Van acarició en principio la idea de matar a su adversario: cuantitativamente, aquel resultado le habría proporcionado la más fuerte impresión de alivio; cualitativamente, anunciaba toda clase de complicaciones, tanto morales como legales. Herir solamente al capitán era caer en la torpeza de las medidas a medias. Decidió hacer algo artístico, original, como hacer caer de un hábil balazo la pistola sostenida por su advesario, o partir con una raya en medio el espeso cepillo de su cabellera.

De camino hacia el lúgubre Majestic compró diversas bagatelas. Tres pastillas de jabón redondas alojadas en un estuche oblongo, crema de afeitar en su tubo elástico y frío, diez hojas de afeitar, una gran esponja, y otra más pequeña, de caucho, una loción capilar, un peine, una botella para masaje facial, un cepillo de dientes en estuche de plástico, pasta dentífrica, tijeras, una pluma estilográfica, una agenda de bolsillo... ¿algo más...? ¡ah, sí! un pequeño despertador, cuya presencia tranquilizadora no le impidió pedir al conserje que le llamase a las cinco en punto.

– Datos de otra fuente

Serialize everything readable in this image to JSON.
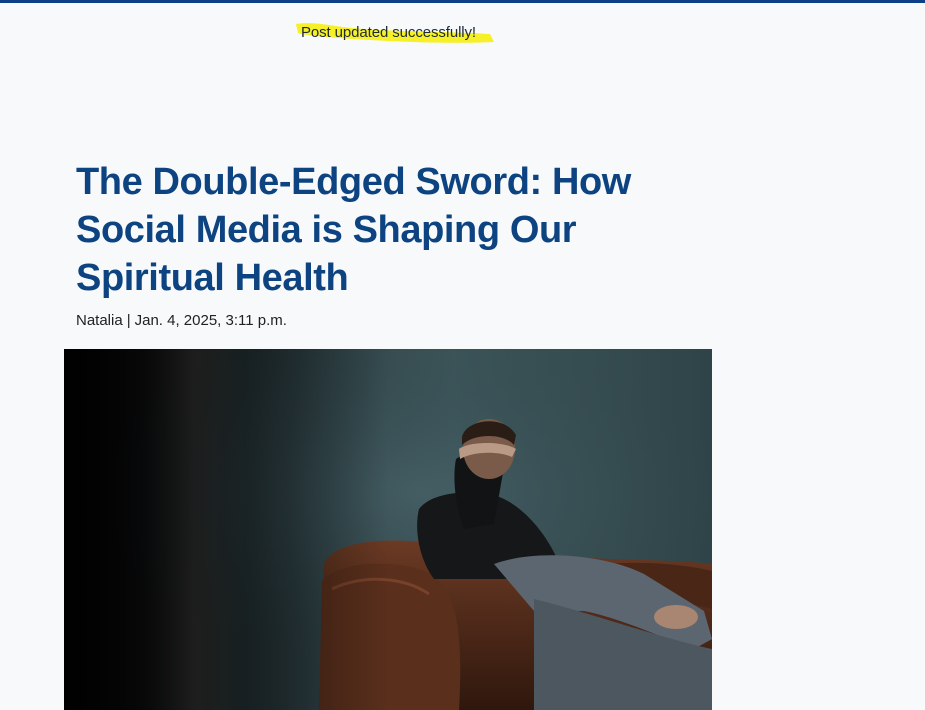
{
  "flash": {
    "message": "Post updated successfully!",
    "highlight_color": "#f5ef1e"
  },
  "post": {
    "title": "The Double-Edged Sword: How Social Media is Shaping Our Spiritual Health",
    "author": "Natalia",
    "separator": "|",
    "date": "Jan. 4, 2025, 3:11 p.m."
  },
  "hero_image": {
    "subject": "man-on-leather-armchair-photo"
  },
  "colors": {
    "title": "#0c4380",
    "top_rule": "#0d3f86",
    "background": "#f7f9fb"
  }
}
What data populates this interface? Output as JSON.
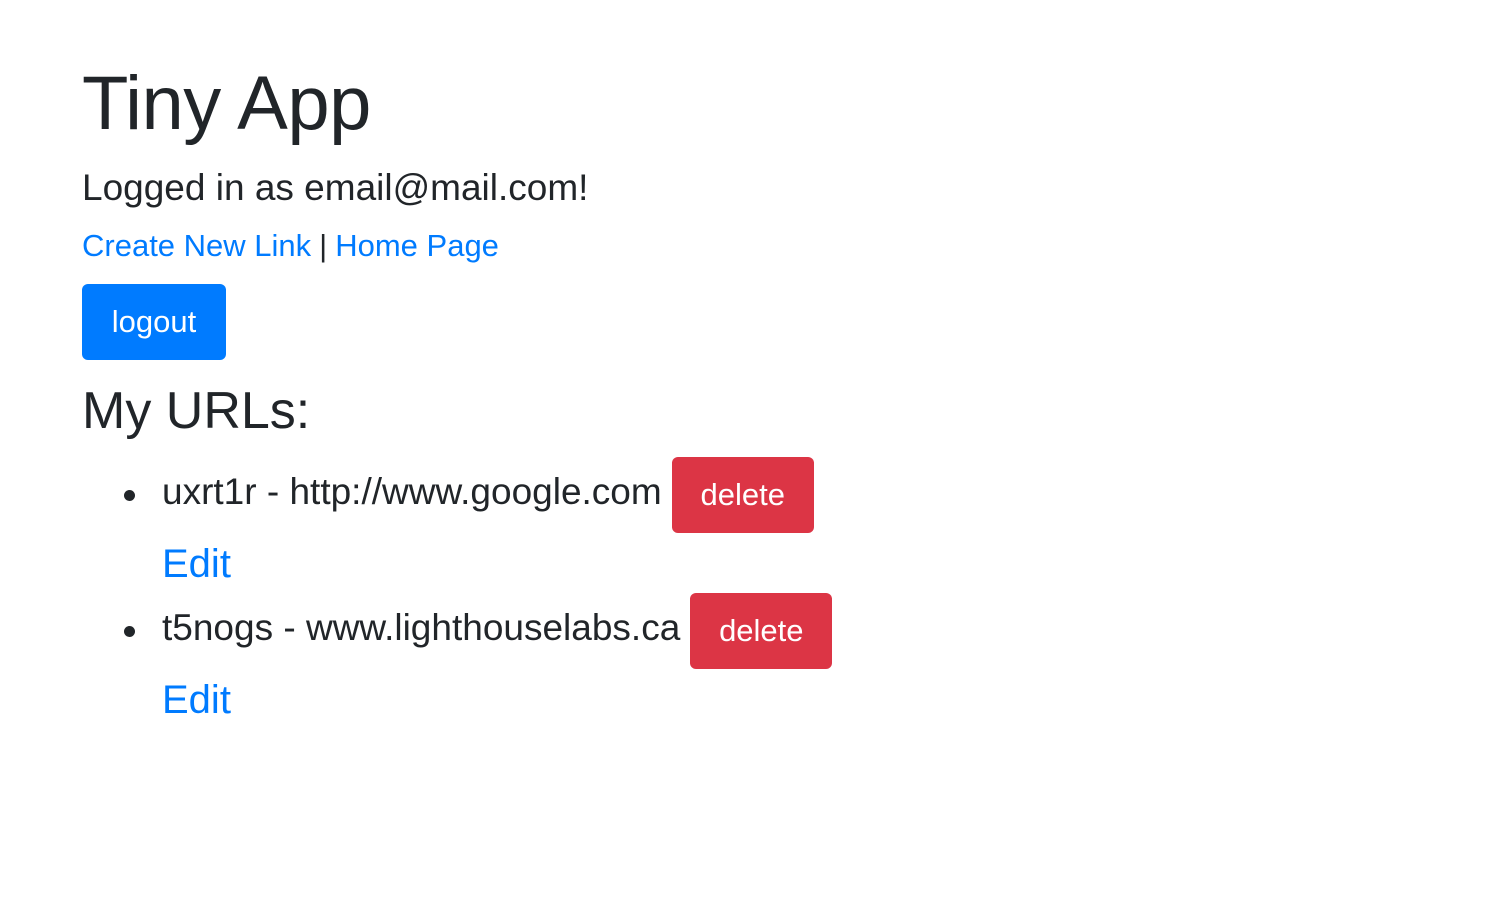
{
  "header": {
    "title": "Tiny App",
    "logged_in_text": "Logged in as email@mail.com!"
  },
  "nav": {
    "create_link_label": "Create New Link",
    "separator": "|",
    "home_link_label": "Home Page"
  },
  "logout_label": "logout",
  "urls_heading": "My URLs:",
  "urls": [
    {
      "text": "uxrt1r - http://www.google.com",
      "delete_label": "delete",
      "edit_label": "Edit"
    },
    {
      "text": "t5nogs - www.lighthouselabs.ca",
      "delete_label": "delete",
      "edit_label": "Edit"
    }
  ],
  "colors": {
    "link": "#007bff",
    "primary_button": "#007bff",
    "danger_button": "#dc3545",
    "text": "#212529",
    "background": "#ffffff"
  }
}
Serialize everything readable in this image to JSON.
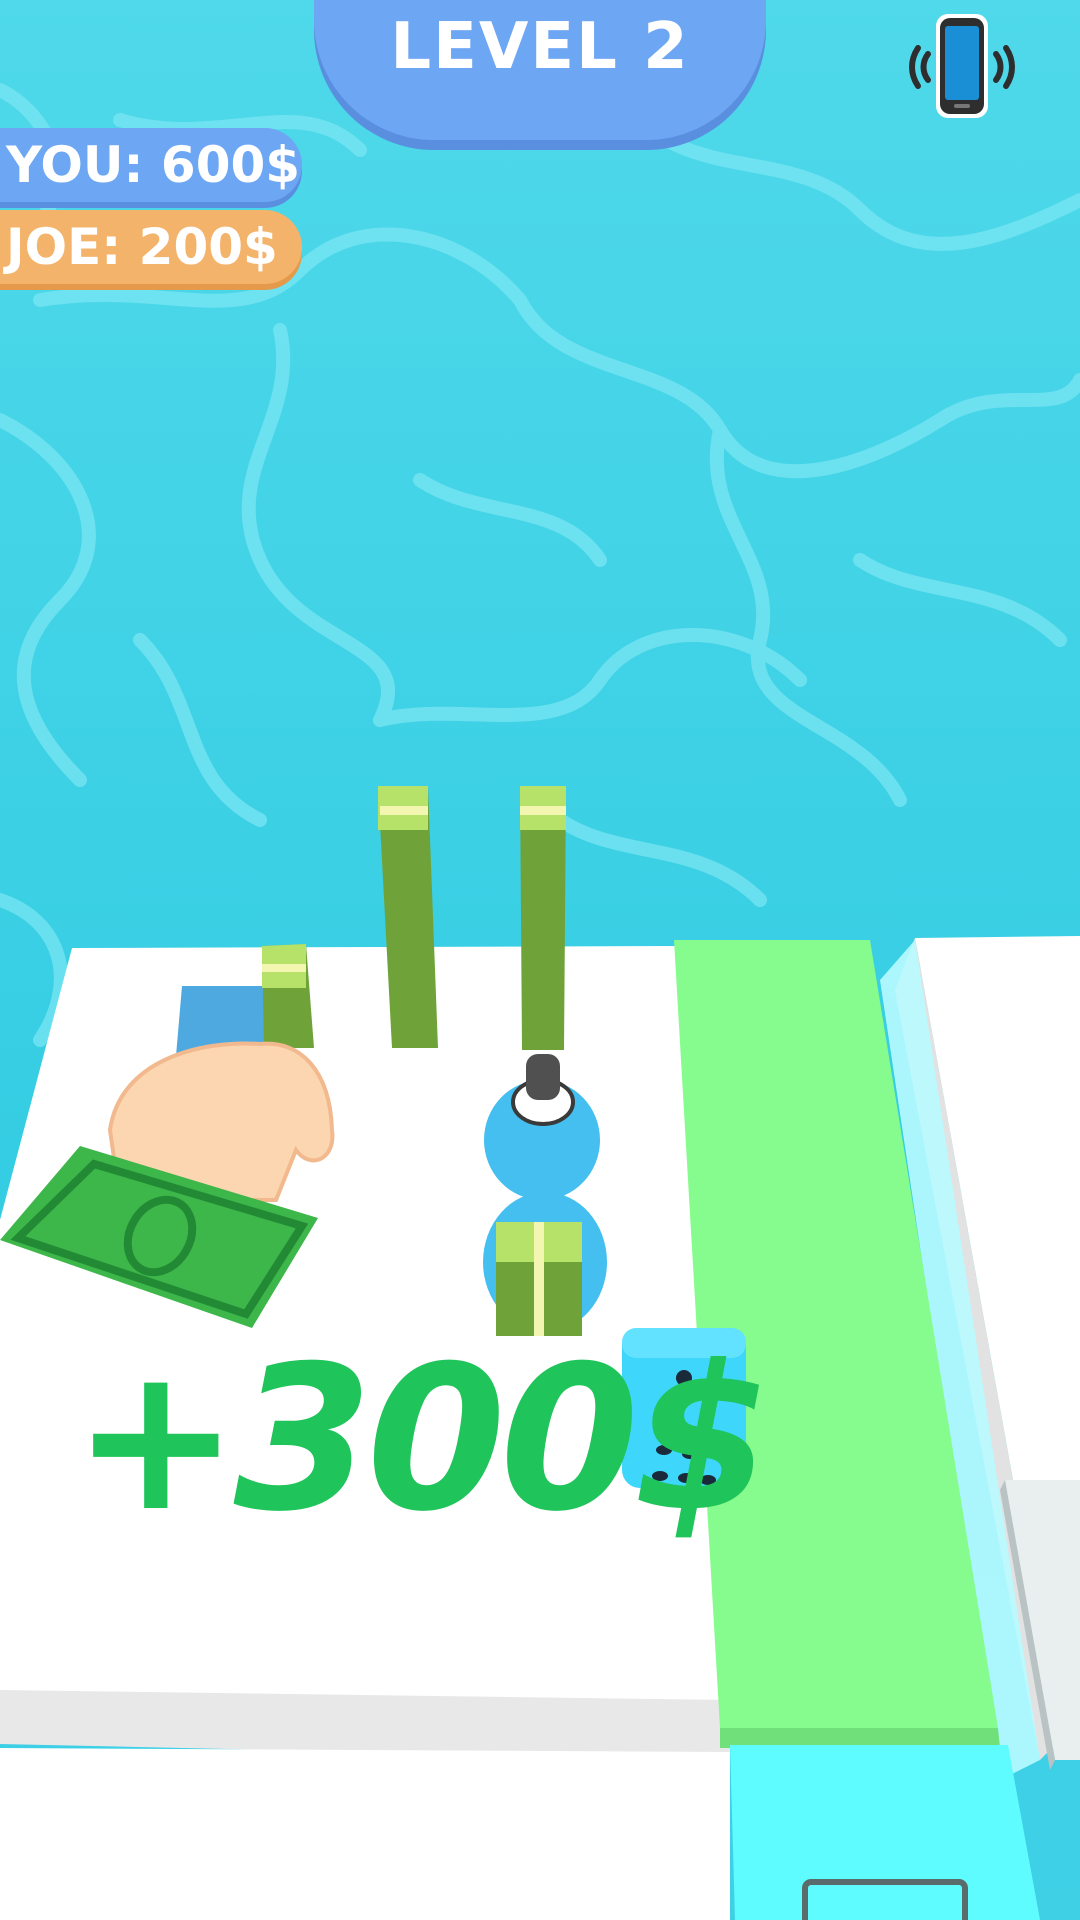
{
  "hud": {
    "level_label": "LEVEL 2",
    "you_score": "YOU: 600$",
    "joe_score": "JOE:  200$",
    "vibration_icon": "vibration-phone-icon"
  },
  "scene": {
    "gain_text": "+300$",
    "colors": {
      "water": "#3fd3e6",
      "platform": "#ffffff",
      "lane": "#86fb8e",
      "player": "#45bff0",
      "cash": "#6fa33a",
      "gain_text": "#1fc45a"
    }
  }
}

Eran sólo las nueve de la noche, un día de finales de verano. Si le hubieran dicho que era una medianoche de octubre, no se habría extrañado. Acababa de vivir un día prodigiosamente largo: apenas llegaba a concebir que aquella misma madrugada un personaje fantasmagórico que parecía salido de alguna novela de Dormilona para criaditas le había hablado en el cuartito de los instrumentos de Ardis Hall, aparición temblorosa y medio desnuda. Se preguntó si la otra seguiría allí, todavía en pie, erguida como un campanario, aborrecida, adorada, sin corazón, con el corazón roto, adosada al tronco de árbol murmurante. Se preguntó si no debía, habida cuenta de la fiesta que le esperaba al día siguiente, escribirle una nota del estilo «cuando-recibas-ésta», impertinente, cruel, cortante como un cuchillo. No. Sería mejor escribir a Demon.

Querido papá:

A consecuencia de un insignificante altercado con un tal capitán Tapper, de la Villa de las Violetas, sobre el cual, por accidente, puse el pie en el pasillo de un tren, acabo de batirme a pistóla, esta mañana, en los bosques de Kalugano. A estas horas, habré dejado de existir. Aunque el estilo de este fin pueda hacer que se considere como una manera fácil de suicidarse, afirmo que ni mi duelo ni el inenarrable capitán tienen nada que ver con los sufrimientos del Joven Veen. En 1884, durante mi primer verano en Ardis, seduje a tu hija, que tenía entonces doce años. Nuestra tórrida aventura duró hasta mi regreso a Riverlane. Se ha remprendido cuatro años más tarde, el pasado mes de junio. Semejante dicha representa el principal acontecimiento de mi vida, y no me arrepiento de ella. Pero ayer descubrí que me había sido infiel. Y nos hemos separado. Creo que Tapper podría ser el tipo que hubo que expulsar de uno de tus clubs de juego por intento de violación oral en la persona del mozo de los lavabos, un viejo inválido desdentado, veterano de la primera guerra de Crimea. ¡Muchas flores, por favor!

Tu hijo, que te quiere,

VAN.

Releyó cuidadosamente la carta. Y, no menos cuidadosamente, la desgarró. La nota que deslizó por fin en el bolsillo de su chaqueta era mucho más corta:

Papá:

He tenido una pelea trivial con un desconocido, al que abofeteé, y me ha matado, en duelo, cerca de Kalugano. ¡Lo lamento!

VAN.

Lo sacó de su sueño el vigilante nocturno, que depositó en la mesilla de noche una taza de café y un «bollo de huevos» especialidad de Kalugano, y atrapó hábilmente la esperada chervonetz. Se parecía algo a Bouteillan, un Bouteillan diez años más joven y tal como precisamente acababa de aparecerse a Van en un sueño que éste se esforzaba en reconstruir lo más íntegramente que podía; en aquel sueño, el antiguo ayuda de cámara de Demon explicaba a Van que el dorque formaba parte del nombre de un río adorado era equivalente a la forma corrompida de hidroen dorófono. Van soñaba a menudo con palabras.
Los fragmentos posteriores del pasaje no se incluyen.